Liu has also noticed a growing appreciation among younger visitors,who often wear Chinese-inspired outfits to the cafe.
"The younger generation is embracing Chinese cultural trends. Over the past few years,their love for traditional culture has grown,I think this trend reflects a sense of cultural confidence," he said.
Fusion of East and West
Neo-Chinese cuisine also emphasizes the fusion of Eastern and Western culinary concepts,such as incorporating cheese,bacon,or other Western ingredients into traditional Chinese dishes,or presenting Chinese flavors in a format that is more familiar to Western diners,like "neo-Chinese burgers."
Michelin restaurant JIA has also captivated the appetites of people worldwide with its creative fusion of Eastern and Western elements.
JIA,meaning "the home of crops" in Chinese,has been awarded the Michelin Plate for six consecutive years.
Gao Jason,assistant director of the restaurant,told the Global Times that one of the reasons this restaurant has earned Michelin recognition and is beloved by international diners lies in its meticulous attention to detail when preparing every dish.
Gao mentioned pan-fried pork chuck with chili,for example,features tender pork neck,known for its chewy texture,prepared through multiple steps including steaming,boiling,and frying.
"It is marinated in a blend of soy sauce,aged vinegar,rock sugar,and jasmine juice. Coated with a flavorful crust of flying peanut crumbs,the pork is crispy on the outside and tender in the inside,with a sweet and tangy flavor that lingers on the palate," he said.
The dish is served on a lotus-shaped plate,symbolizing purity and enlightenment in Chinese culture,which elevates the dining experience by adding a layer of cultural meaning to the culinar.
Jia Jia,the manager,told the Global Times that with China's increasing influence in the world,foreign consumers are gaining a deeper understanding of Chinese cuisine. The internationalization of Chinese dining presents a significant opportunity,with the evolution of traditional Chinese cuisine,embodying the essence of "novelty" in modern dining.
"Effectively conveying the stories behind each dish to domestic and international consumers and fostering cultural resonance has become crucial for the cultural expression and localization of modern Chinese cuisine," Jia noted.
The manager said that modern consumers' expectations have evolved beyond merely "eating well" to prioritizing multi-sensory experiences. People now seek higher levels of spiritual enjoyment.
The restaurant's design inspiration comes from the famous Ming Dynasty (1368-1644) painter,calligrapher,and gourmet Xu Wei. This cultural resonance is reflected in various aspects,from the restaurant's design concept centered around Ming Dynasty culture to the porcelain vase decorations in the lobby featuring poetic and artistic elements. The wallpaper surrounding the dining area also draws inspiration from Xu's works.
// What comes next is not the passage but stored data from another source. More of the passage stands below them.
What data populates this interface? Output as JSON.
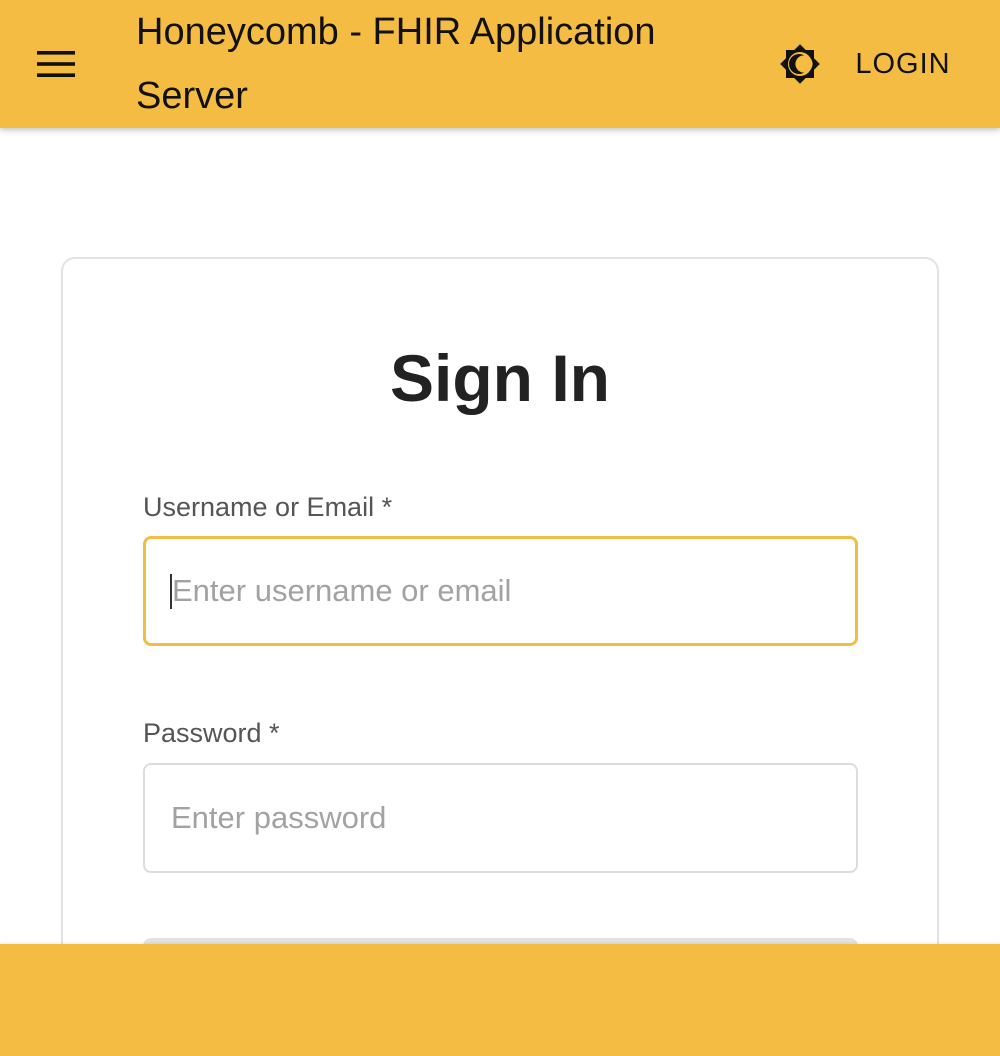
{
  "app_bar": {
    "title": "Honeycomb - FHIR Application Server",
    "menu_icon": "hamburger-menu-icon",
    "theme_icon": "brightness-icon",
    "login_label": "LOGIN"
  },
  "sign_in": {
    "title": "Sign In",
    "username_label": "Username or Email *",
    "username_placeholder": "Enter username or email",
    "username_value": "",
    "password_label": "Password *",
    "password_placeholder": "Enter password",
    "password_value": ""
  },
  "colors": {
    "accent": "#F4BC42",
    "focus_border": "#F0BE45"
  }
}
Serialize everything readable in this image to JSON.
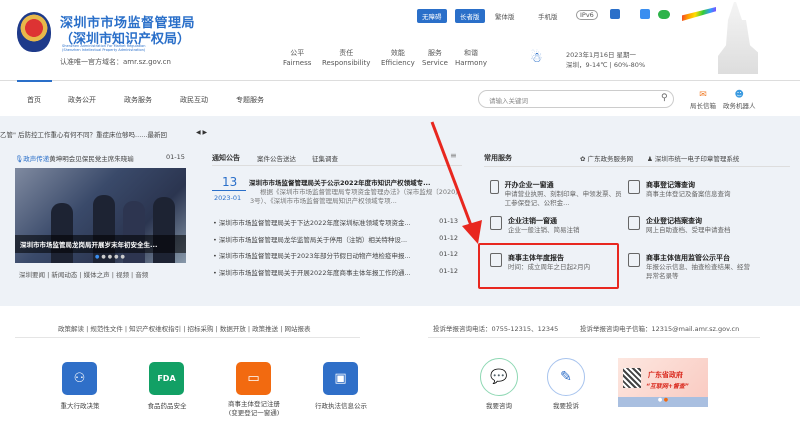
{
  "header": {
    "title_line1": "深圳市市场监督管理局",
    "title_line2": "（深圳市知识产权局）",
    "english_line1": "Shenzhen Administration For Market Regulation",
    "english_line2": "(Shenzhen Intellectual Property Administration)",
    "domain_note": "认准唯一官方域名：amr.sz.gov.cn",
    "toolbar": {
      "accessible": "无障碍",
      "elder": "长者版",
      "traditional": "繁体版",
      "mobile": "手机版",
      "ipv6": "IPv6"
    },
    "values": [
      {
        "zh": "公平",
        "en": "Fairness"
      },
      {
        "zh": "责任",
        "en": "Responsibility"
      },
      {
        "zh": "效能",
        "en": "Efficiency"
      },
      {
        "zh": "服务",
        "en": "Service"
      },
      {
        "zh": "和谐",
        "en": "Harmony"
      }
    ],
    "date": "2023年1月16日 星期一",
    "weather": "深圳，9-14℃  |  60%-80%"
  },
  "nav": {
    "items": [
      "首页",
      "政务公开",
      "政务服务",
      "政民互动",
      "专题服务"
    ],
    "search_placeholder": "请输入关键词",
    "mailbox": "局长信箱",
    "robot": "政务机器人"
  },
  "ticker": {
    "text": "乙管\" 后防控工作重心有何不同？重症床位够吗......最新回"
  },
  "news": {
    "headline_label": "政声传递",
    "headline": "黄坤明会见保民党主席朱晓瑜",
    "headline_date": "01-15",
    "photo_caption": "深圳市市场监管局龙岗局开展岁末年初安全生...",
    "tabs": [
      "深圳要闻",
      "新闻动态",
      "媒体之声",
      "视频",
      "音频"
    ]
  },
  "notices": {
    "tabs": [
      "通知公告",
      "案件公告送达",
      "征集调查"
    ],
    "featured": {
      "day": "13",
      "month": "2023-01",
      "title": "深圳市市场监督管理局关于公示2022年度市知识产权领域专...",
      "summary": "根据《深圳市市场监督管理局专项资金管理办法》（深市监规〔2020〕3号）、《深圳市市场监督管理局知识产权领域专项..."
    },
    "items": [
      {
        "title": "深圳市市场监督管理局关于下达2022年度深圳标准领域专项资金...",
        "date": "01-13"
      },
      {
        "title": "深圳市市场监督管理局龙华监管局关于停用（注销）相关特种设...",
        "date": "01-12"
      },
      {
        "title": "深圳市市场监督管理局关于2023年部分节假日动物产地检疫申报...",
        "date": "01-12"
      },
      {
        "title": "深圳市市场监督管理局关于开展2022年度商事主体年报工作的通...",
        "date": "01-12"
      }
    ]
  },
  "services": {
    "title": "常用服务",
    "link1": "广东政务服务网",
    "link2": "深圳市统一电子印章管理系统",
    "items": [
      {
        "title": "开办企业一窗通",
        "desc": "申请营业执照、刻制印章、申领发票、员工参保登记、公积金..."
      },
      {
        "title": "商事登记簿查询",
        "desc": "商事主体登记及备案信息查询"
      },
      {
        "title": "企业注销一窗通",
        "desc": "企业一般注销、简易注销"
      },
      {
        "title": "企业登记档案查询",
        "desc": "网上自助查档、受理申请查档"
      },
      {
        "title": "商事主体年度报告",
        "desc": "时间：成立周年之日起2月内"
      },
      {
        "title": "商事主体信用监管公示平台",
        "desc": "年报公示信息、抽查检查结果、经营异常名录等"
      }
    ]
  },
  "footer": {
    "links": [
      "政策解读",
      "规范性文件",
      "知识产权维权指引",
      "招标采购",
      "数据开放",
      "政策推送",
      "网站报表"
    ],
    "phone": "投诉举报咨询电话：0755-12315、12345",
    "email": "投诉举报咨询电子信箱：12315@mail.amr.sz.gov.cn",
    "apps": [
      "重大行政决策",
      "食品药品安全",
      "商事主体登记注册",
      "(变更登记一窗通)",
      "行政执法信息公示"
    ],
    "consult": "我要咨询",
    "complain": "我要投诉",
    "banner_title": "广东省政府",
    "banner_sub": "“互联网+督查”"
  },
  "colors": {
    "brand": "#2a6fc9",
    "highlight": "#e8271f"
  }
}
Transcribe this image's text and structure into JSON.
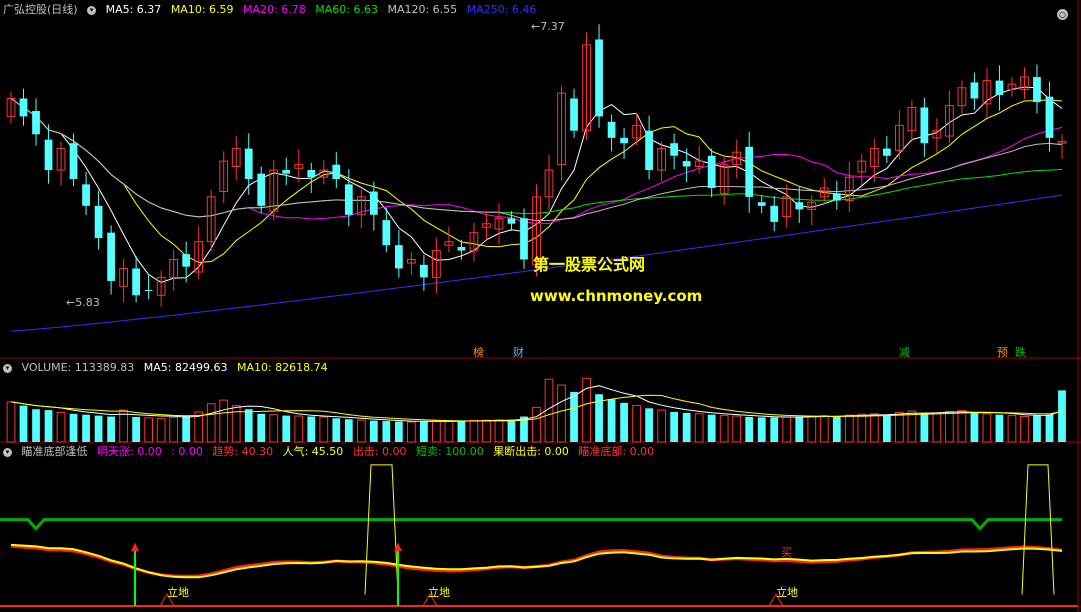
{
  "main_header": {
    "title": "广弘控股(日线)",
    "ma5": "MA5: 6.37",
    "ma10": "MA10: 6.59",
    "ma20": "MA20: 6.78",
    "ma60": "MA60: 6.63",
    "ma120": "MA120: 6.55",
    "ma250": "MA250: 6.46"
  },
  "vol_header": {
    "volume": "VOLUME: 113389.83",
    "ma5": "MA5: 82499.63",
    "ma10": "MA10: 82618.74"
  },
  "ind_header": {
    "title": "瞄准底部逢低",
    "mingtian": "明天涨: 0.00",
    "blank": ": 0.00",
    "qushi": "趋势: 40.30",
    "renqi": "人气: 45.50",
    "chuji": "出击: 0.00",
    "duanmai": "短卖: 100.00",
    "guoduan": "果断出击: 0.00",
    "miaozhun": "瞄准底部: 0.00"
  },
  "watermark": {
    "line1": "第一股票公式网",
    "line2": "www.chnmoney.com"
  },
  "event_tags": [
    "榜",
    "财",
    "减",
    "预",
    "跌"
  ],
  "price_annotations": {
    "high": "7.37",
    "low": "5.83"
  },
  "signal_labels": {
    "lidi": "立地",
    "mai": "买"
  },
  "colors": {
    "up": "#ff3232",
    "down": "#54ffff",
    "ma5": "#ffffff",
    "ma10": "#ffff00",
    "ma20": "#ff00ff",
    "ma60": "#00e000",
    "ma120": "#c0c0c0",
    "ma250": "#3030ff",
    "grid": "#a00000"
  },
  "chart_data": {
    "type": "candlestick",
    "title": "广弘控股(日线)",
    "bars": 85,
    "price_range": [
      5.65,
      7.45
    ],
    "marked_high": 7.37,
    "marked_low": 5.83,
    "close": [
      7.0,
      6.9,
      6.8,
      6.6,
      6.72,
      6.55,
      6.4,
      6.22,
      5.98,
      6.05,
      5.9,
      5.93,
      6.0,
      6.1,
      6.06,
      6.2,
      6.45,
      6.65,
      6.72,
      6.55,
      6.4,
      6.6,
      6.58,
      6.63,
      6.56,
      6.6,
      6.55,
      6.35,
      6.45,
      6.35,
      6.18,
      6.05,
      6.1,
      6.0,
      6.15,
      6.2,
      6.15,
      6.25,
      6.3,
      6.33,
      6.3,
      6.1,
      6.45,
      6.6,
      7.03,
      6.82,
      7.3,
      6.9,
      6.78,
      6.75,
      6.85,
      6.6,
      6.72,
      6.68,
      6.62,
      6.65,
      6.5,
      6.63,
      6.7,
      6.45,
      6.4,
      6.31,
      6.45,
      6.38,
      6.42,
      6.5,
      6.43,
      6.56,
      6.65,
      6.72,
      6.68,
      6.85,
      6.95,
      6.75,
      6.82,
      6.96,
      7.06,
      7.0,
      7.1,
      7.02,
      7.08,
      7.12,
      6.98,
      6.78,
      6.76
    ],
    "volume": [
      88000,
      80000,
      72000,
      70000,
      65000,
      62000,
      60000,
      58000,
      56000,
      70000,
      55000,
      53000,
      52000,
      54000,
      58000,
      66000,
      84000,
      92000,
      80000,
      72000,
      62000,
      60000,
      58000,
      57000,
      56000,
      55000,
      52000,
      50000,
      48000,
      47000,
      46000,
      45000,
      44000,
      45000,
      46000,
      46500,
      47000,
      47500,
      48000,
      48500,
      49000,
      56000,
      76000,
      138000,
      125000,
      110000,
      140000,
      105000,
      94000,
      86000,
      80000,
      74000,
      70000,
      66000,
      64000,
      62000,
      60000,
      58000,
      57000,
      55000,
      54000,
      54000,
      55000,
      56000,
      57000,
      58000,
      57000,
      59000,
      61000,
      62000,
      60000,
      65000,
      68000,
      63000,
      64000,
      67000,
      69000,
      64000,
      62000,
      60000,
      58000,
      56000,
      58000,
      60000,
      113389.83
    ],
    "volume_ma5": 82499.63,
    "volume_ma10": 82618.74,
    "indicator": {
      "lines": [
        "趋势",
        "人气",
        "短卖"
      ],
      "values": {
        "明天涨": 0.0,
        "趋势": 40.3,
        "人气": 45.5,
        "出击": 0.0,
        "短卖": 100.0,
        "果断出击": 0.0,
        "瞄准底部": 0.0
      }
    },
    "legend": [
      "MA5",
      "MA10",
      "MA20",
      "MA60",
      "MA120",
      "MA250"
    ]
  }
}
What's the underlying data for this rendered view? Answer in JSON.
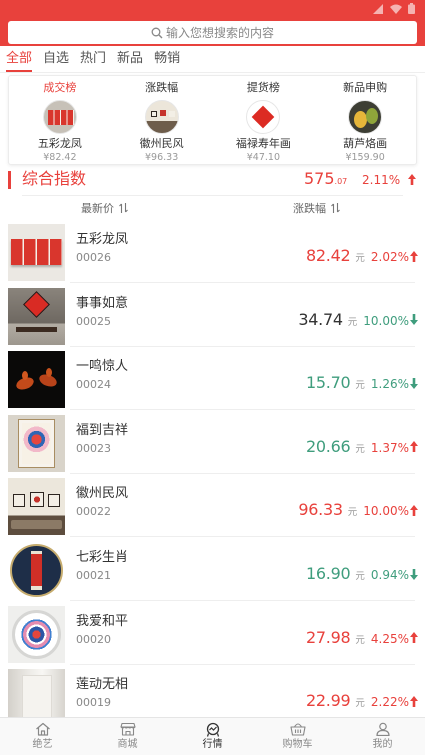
{
  "colors": {
    "accent": "#e8413c",
    "up": "#e8413c",
    "down": "#3f9d7d",
    "neutral": "#333333"
  },
  "search": {
    "placeholder": "输入您想搜索的内容",
    "icon": "search-icon"
  },
  "tabs": [
    {
      "label": "全部",
      "active": true
    },
    {
      "label": "自选",
      "active": false
    },
    {
      "label": "热门",
      "active": false
    },
    {
      "label": "新品",
      "active": false
    },
    {
      "label": "畅销",
      "active": false
    }
  ],
  "rankings": [
    {
      "title": "成交榜",
      "active": true,
      "name": "五彩龙凤",
      "price": "¥82.42"
    },
    {
      "title": "涨跌幅",
      "active": false,
      "name": "徽州民风",
      "price": "¥96.33"
    },
    {
      "title": "提货榜",
      "active": false,
      "name": "福禄寿年画",
      "price": "¥47.10"
    },
    {
      "title": "新品申购",
      "active": false,
      "name": "葫芦烙画",
      "price": "¥159.90"
    }
  ],
  "index": {
    "title": "综合指数",
    "value": "575",
    "value_decimal": ".07",
    "change": "2.11%",
    "arrow_icon": "arrow-up-icon"
  },
  "list_header": {
    "price_label": "最新价",
    "change_label": "涨跌幅",
    "sort_icon": "sort-icon"
  },
  "items": [
    {
      "name": "五彩龙凤",
      "code": "00026",
      "price": "82.42",
      "unit": "元",
      "change": "2.02%",
      "arrow_icon": "arrow-up-icon",
      "price_color": "#e8413c",
      "change_color": "#e8413c"
    },
    {
      "name": "事事如意",
      "code": "00025",
      "price": "34.74",
      "unit": "元",
      "change": "10.00%",
      "arrow_icon": "arrow-down-icon",
      "price_color": "#333333",
      "change_color": "#3f9d7d"
    },
    {
      "name": "一鸣惊人",
      "code": "00024",
      "price": "15.70",
      "unit": "元",
      "change": "1.26%",
      "arrow_icon": "arrow-down-icon",
      "price_color": "#3f9d7d",
      "change_color": "#3f9d7d"
    },
    {
      "name": "福到吉祥",
      "code": "00023",
      "price": "20.66",
      "unit": "元",
      "change": "1.37%",
      "arrow_icon": "arrow-up-icon",
      "price_color": "#3f9d7d",
      "change_color": "#e8413c"
    },
    {
      "name": "徽州民风",
      "code": "00022",
      "price": "96.33",
      "unit": "元",
      "change": "10.00%",
      "arrow_icon": "arrow-up-icon",
      "price_color": "#e8413c",
      "change_color": "#e8413c"
    },
    {
      "name": "七彩生肖",
      "code": "00021",
      "price": "16.90",
      "unit": "元",
      "change": "0.94%",
      "arrow_icon": "arrow-down-icon",
      "price_color": "#3f9d7d",
      "change_color": "#3f9d7d"
    },
    {
      "name": "我爱和平",
      "code": "00020",
      "price": "27.98",
      "unit": "元",
      "change": "4.25%",
      "arrow_icon": "arrow-up-icon",
      "price_color": "#e8413c",
      "change_color": "#e8413c"
    },
    {
      "name": "莲动无相",
      "code": "00019",
      "price": "22.99",
      "unit": "元",
      "change": "2.22%",
      "arrow_icon": "arrow-up-icon",
      "price_color": "#e8413c",
      "change_color": "#e8413c"
    }
  ],
  "nav": [
    {
      "label": "绝艺",
      "icon": "home-icon",
      "active": false
    },
    {
      "label": "商城",
      "icon": "shop-icon",
      "active": false
    },
    {
      "label": "行情",
      "icon": "market-icon",
      "active": true
    },
    {
      "label": "购物车",
      "icon": "cart-icon",
      "active": false
    },
    {
      "label": "我的",
      "icon": "profile-icon",
      "active": false
    }
  ]
}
"In essence,neo-Chinese cuisine represents a cultural revival with global appeal,showcasing the dynamic and evolving nature of Chinese culinary tradition in a modern context. It's a response to the growing demand for diverse and innovative dining experiences that honor heritage while embracing the new," Zheng Changling,a research fellow at the Chinese National Academy of Arts,told the Global Times.